Fue necesario más que un hombre para hacer esto. «Dios estaba en Cristo reconciliando consigo al mundo» (2ª Cor. 5:19). Así, en la Cruz, toda la causa y la naturaleza de la separación de Dios fueron destruidas y, en Cristo resucitado, esa unión es perfecta para nosotros. «Ahora, pues, ninguna condenación hay para los que están en Cristo Jesús» (Rom. 8:1).
Esta comunión perfecta con Dios, libre de condenación, hecha real por la habitación del Espíritu Santo dentro de nosotros por medio de nuestra fe en Cristo, es la posesión, la primogenitura, de aquellos que han venido a la cruz en la realización de la separación de Dios, en el más profundo anhelo de la comunión restaurada con él, y en el reconocimiento que el pecado es la causa. Así, mirando a Cristo crucificado como el autor y el consumador de la salvación, descubren que él es más que un hombre, aun como hombre en su grandeza. Descubren que en él –y solo en él– Dios es hallado.
Entonces funciona la otra vía. ¿Podemos imaginarnos lo que Saulo de Tarso sintió –él, que había creído que Jesús de Nazaret había sido solo un hombre y un impostor entre los hombres, y había sido ejecutado como un fraude y un blasfemo– cuando vio en el camino de Damasco a éste, que era el Hijo eterno de Dios, glorificado y exaltado? Fue necesario un tiempo en Arabia para permitir que las implicaciones de aquello se ajustaran y revolucionaran toda su perspectiva.
Cuando consideramos a Aquel que fue crucificado, aquello pone a la Cruz muy distante de todas las ideas humanas de «morir por sus ideales», de una «muerte heroica por una gran causa», y todas aquellas interpretaciones totalmente inadecuadas de la muerte de Cristo.
«Y matasteis al Autor de la vida» (Hech. 3:15) fue la carga puesta en la puerta de los judíos por los apóstoles. Volvemos a nuestro punto de partida. Ver quién es realmente Jesús, requiere ver la Cruz; y en la visión real de él por la Cruz apreciamos cuán grande, maravillosa, santa y tremenda es esa Cruz.

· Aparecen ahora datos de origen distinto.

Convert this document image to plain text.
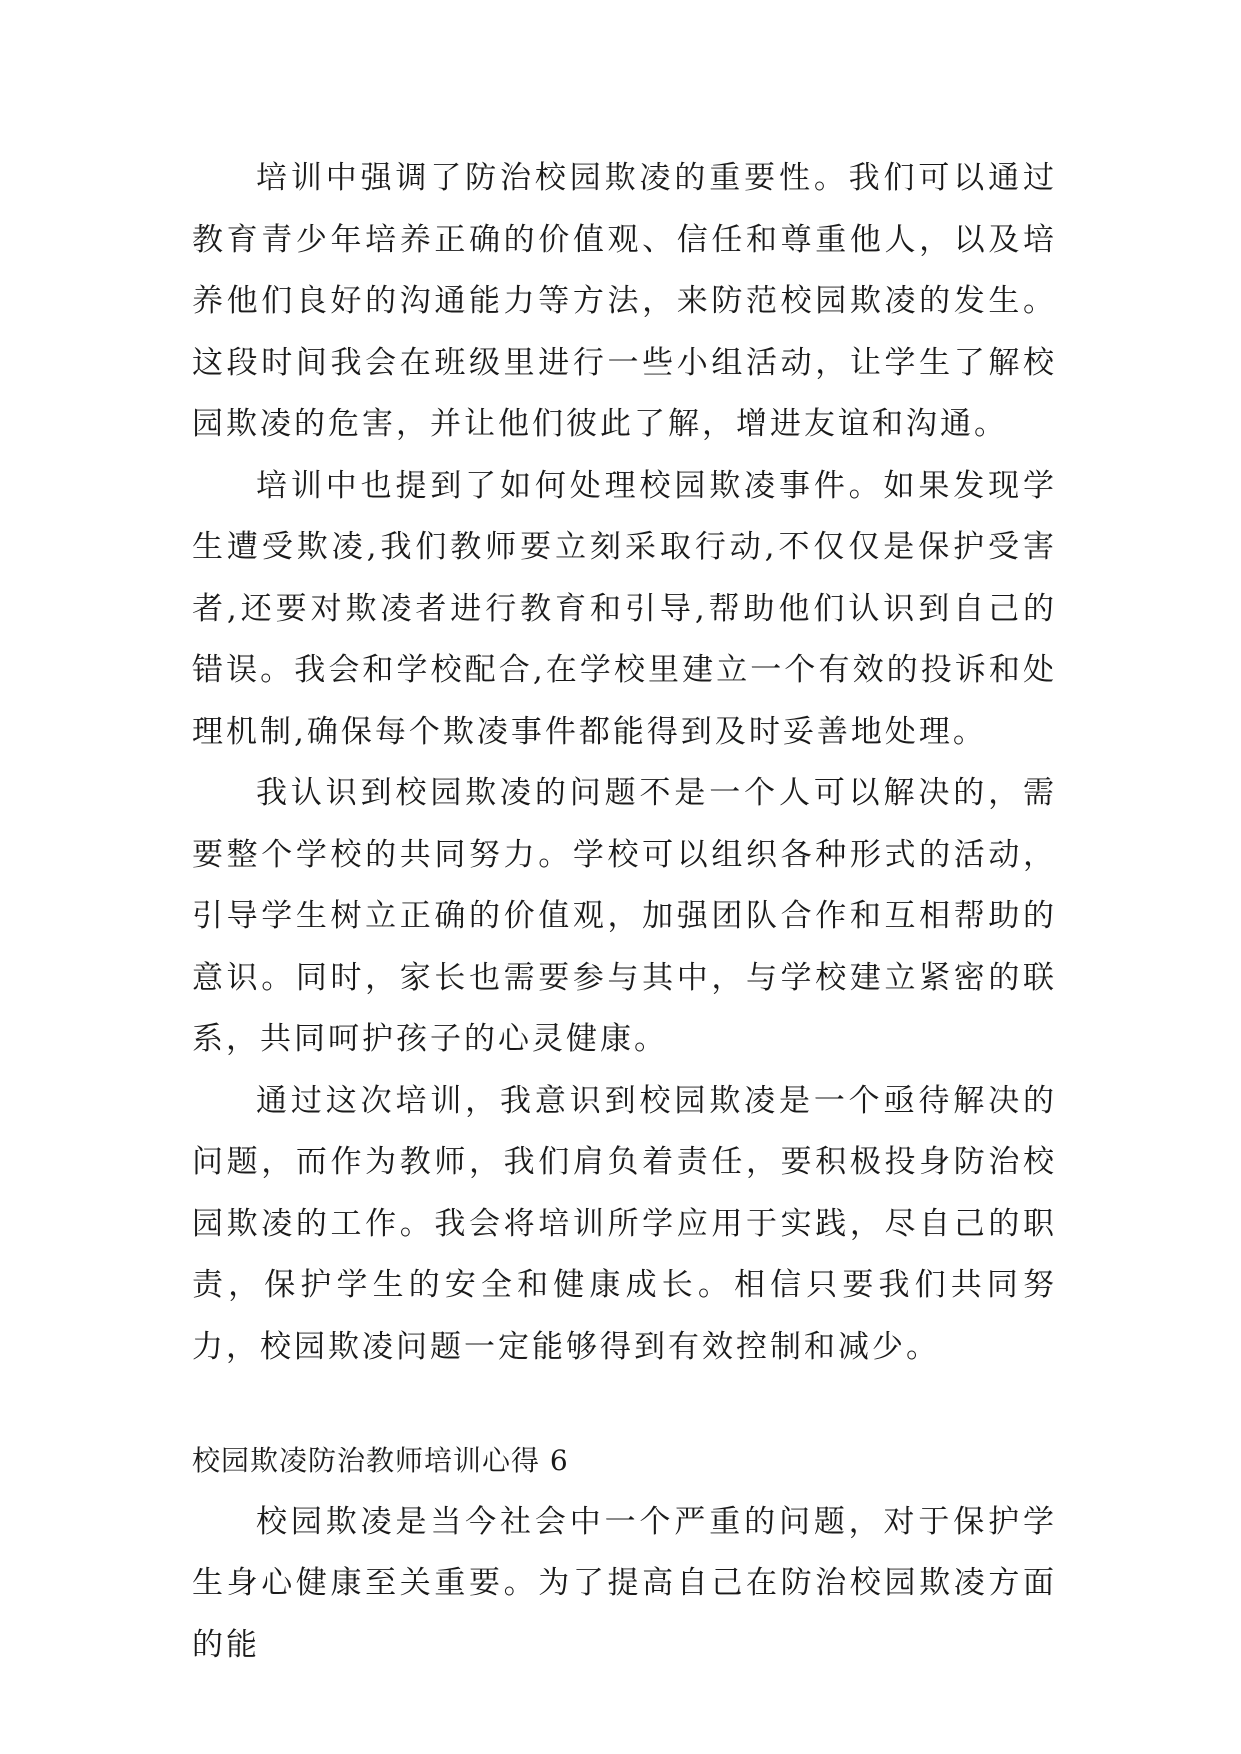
培训中强调了防治校园欺凌的重要性。我们可以通过教育青少年培养正确的价值观、信任和尊重他人，以及培养他们良好的沟通能力等方法，来防范校园欺凌的发生。这段时间我会在班级里进行一些小组活动，让学生了解校园欺凌的危害，并让他们彼此了解，增进友谊和沟通。

培训中也提到了如何处理校园欺凌事件。如果发现学生遭受欺凌,我们教师要立刻采取行动,不仅仅是保护受害者,还要对欺凌者进行教育和引导,帮助他们认识到自己的错误。我会和学校配合,在学校里建立一个有效的投诉和处理机制,确保每个欺凌事件都能得到及时妥善地处理。

我认识到校园欺凌的问题不是一个人可以解决的，需要整个学校的共同努力。学校可以组织各种形式的活动，引导学生树立正确的价值观，加强团队合作和互相帮助的意识。同时，家长也需要参与其中，与学校建立紧密的联系，共同呵护孩子的心灵健康。

通过这次培训，我意识到校园欺凌是一个亟待解决的问题，而作为教师，我们肩负着责任，要积极投身防治校园欺凌的工作。我会将培训所学应用于实践，尽自己的职责，保护学生的安全和健康成长。相信只要我们共同努力，校园欺凌问题一定能够得到有效控制和减少。

校园欺凌防治教师培训心得 6

校园欺凌是当今社会中一个严重的问题，对于保护学生身心健康至关重要。为了提高自己在防治校园欺凌方面的能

No es de sorprenderse que Satanás haya intentado siempre tomar de Su persona esencial y minimizarla. No nos extrañe que él haya tratado de manera tan persistente despojar la Cruz de su significado más verdadero. Que todos aquellos que hacen alguna de estas cosas reconozcan de dónde viene su inspiración, o la ceguera, y con quién es que ellos –aunque sea sin intención– están aliados.

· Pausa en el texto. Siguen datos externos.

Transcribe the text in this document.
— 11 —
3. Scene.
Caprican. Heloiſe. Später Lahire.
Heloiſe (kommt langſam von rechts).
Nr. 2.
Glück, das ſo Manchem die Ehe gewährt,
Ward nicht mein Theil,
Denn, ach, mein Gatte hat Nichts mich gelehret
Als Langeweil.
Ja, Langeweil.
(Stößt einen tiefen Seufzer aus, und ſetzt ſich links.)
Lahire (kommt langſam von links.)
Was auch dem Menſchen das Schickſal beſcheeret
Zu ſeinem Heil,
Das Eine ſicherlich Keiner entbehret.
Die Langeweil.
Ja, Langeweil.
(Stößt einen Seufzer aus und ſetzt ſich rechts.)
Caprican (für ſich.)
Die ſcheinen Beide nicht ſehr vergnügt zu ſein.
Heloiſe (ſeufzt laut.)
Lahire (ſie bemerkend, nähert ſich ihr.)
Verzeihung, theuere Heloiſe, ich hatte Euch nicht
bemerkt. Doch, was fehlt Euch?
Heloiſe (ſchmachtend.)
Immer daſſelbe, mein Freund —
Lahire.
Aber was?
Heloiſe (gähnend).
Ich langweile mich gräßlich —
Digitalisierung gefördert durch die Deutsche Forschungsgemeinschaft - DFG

Que los cristianos también entiendan que toda enemistad, carencia de amor, las divisiones y disensiones; todo prejuicio, suspicacia y ceguera espiritual; con toda la muerte espiritual que implican, es a causa de que la Cruz no ha sido aprehendida. En alguna parte, la carne no crucificada está ganando terreno. Es imposible ser un hombre o una mujer en verdad crucificado y al mismo tiempo tener intereses personales o estar en desacuerdo con otros hijos de Dios, es decir, sin amor por ellos. La base esencial de la vida, de la luz, y del amor –que es Cristo en plena manifestación– es la Cruz como una realidad obrando en el reino de la vieja creación, y el poder de Cristo resucitado en la nueva creación.
Todo esto no es sino decir, en otras palabras, que la Cruz de Cristo nos introduce en una vida de unión y unidad con Dios, y si nosotros queremos vivir en el pleno sentido y valor de esa unión seremos epístolas vivas de Cristo en términos de vida, luz y amor. El fracaso en estos términos denota una falla en algún punto, y por alguna razón, en nuestra comunión con Dios en Cristo.
La medida de nuestro caminar con él será la medida de estos tres rasgos de Cristo.